A ésos se añaden los miles de usuarios perjudicados por la huelga organizada por los tripulantes de cabina (TCP) el pasado mes en España, Portugal, Italia y Bélgica, que llevó a Ryanair a cancelar más de 600 vuelos.

Desde el pasado 12 de julio, también la Asociación de Pilotos Irlandeses de Aerolíneas (Ialpa), que agrupa a un centenar de profesionales contratados directamente por Ryanair -el 25% de la plantilla de este colectivo en este país-, ha efectuado cinco paros, incluido el del viernes, si bien la aerolínea calificó su protesta de «caso aislado».

El sindicato Fórsa, que representa a Ialpa, aseguró que la empresa ya no puede ignorar las reivindicaciones de sus trabajadores, después de la adhesión de los pilotos de otros cuatro países.

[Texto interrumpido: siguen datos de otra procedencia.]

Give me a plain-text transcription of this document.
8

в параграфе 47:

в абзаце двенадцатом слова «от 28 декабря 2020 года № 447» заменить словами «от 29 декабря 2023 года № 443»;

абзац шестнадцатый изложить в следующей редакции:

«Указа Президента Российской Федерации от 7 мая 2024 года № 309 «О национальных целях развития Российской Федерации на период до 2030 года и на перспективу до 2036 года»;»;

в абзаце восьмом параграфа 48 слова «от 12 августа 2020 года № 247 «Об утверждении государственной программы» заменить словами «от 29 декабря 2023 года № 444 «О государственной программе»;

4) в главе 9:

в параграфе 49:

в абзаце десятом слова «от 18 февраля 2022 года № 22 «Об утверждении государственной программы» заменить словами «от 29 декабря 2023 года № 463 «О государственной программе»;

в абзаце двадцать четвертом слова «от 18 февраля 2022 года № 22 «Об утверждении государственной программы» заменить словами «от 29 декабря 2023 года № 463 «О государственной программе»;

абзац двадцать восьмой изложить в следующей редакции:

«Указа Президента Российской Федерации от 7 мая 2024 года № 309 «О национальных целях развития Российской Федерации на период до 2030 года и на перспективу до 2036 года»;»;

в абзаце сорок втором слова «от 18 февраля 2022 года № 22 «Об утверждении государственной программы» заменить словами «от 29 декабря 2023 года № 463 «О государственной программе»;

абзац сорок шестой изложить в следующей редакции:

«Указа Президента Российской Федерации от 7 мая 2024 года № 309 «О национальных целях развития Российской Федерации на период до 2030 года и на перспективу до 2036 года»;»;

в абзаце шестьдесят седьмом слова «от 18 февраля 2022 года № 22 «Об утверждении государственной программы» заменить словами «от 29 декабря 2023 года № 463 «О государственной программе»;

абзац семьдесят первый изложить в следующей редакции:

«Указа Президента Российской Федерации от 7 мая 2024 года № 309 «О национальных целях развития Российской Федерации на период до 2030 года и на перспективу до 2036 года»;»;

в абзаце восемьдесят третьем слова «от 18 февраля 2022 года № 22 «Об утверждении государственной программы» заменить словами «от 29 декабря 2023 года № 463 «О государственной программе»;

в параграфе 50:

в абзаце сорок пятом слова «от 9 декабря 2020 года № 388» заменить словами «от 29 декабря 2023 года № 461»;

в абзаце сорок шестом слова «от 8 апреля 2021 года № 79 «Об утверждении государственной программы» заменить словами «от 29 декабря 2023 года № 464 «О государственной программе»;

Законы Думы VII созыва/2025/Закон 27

Ryanair, subrayó Fórsa en un comunicado, tampoco podrá responder a las movilizaciones de sus trabajadores con «agresividad» y con advertencias sobre despidos y reducciones en sus operaciones, pues demuestra que «no tiene experiencia» en «relaciones industriales».

Aunque las demandas concretas varían de un sindicato a otro, todos coinciden en que la dirección no ha efectuado avances significativos en las conversaciones que mantienen desde principios de este año sobre salarios y condiciones laborales. La aerolínea anunció en diciembre su disposición a reconocer, por primera vez, a los sindicatos independientes, pero Fórsa recordó que, por ejemplo, no se han firmado aún convenios colectivos en ningún lugar de Europa.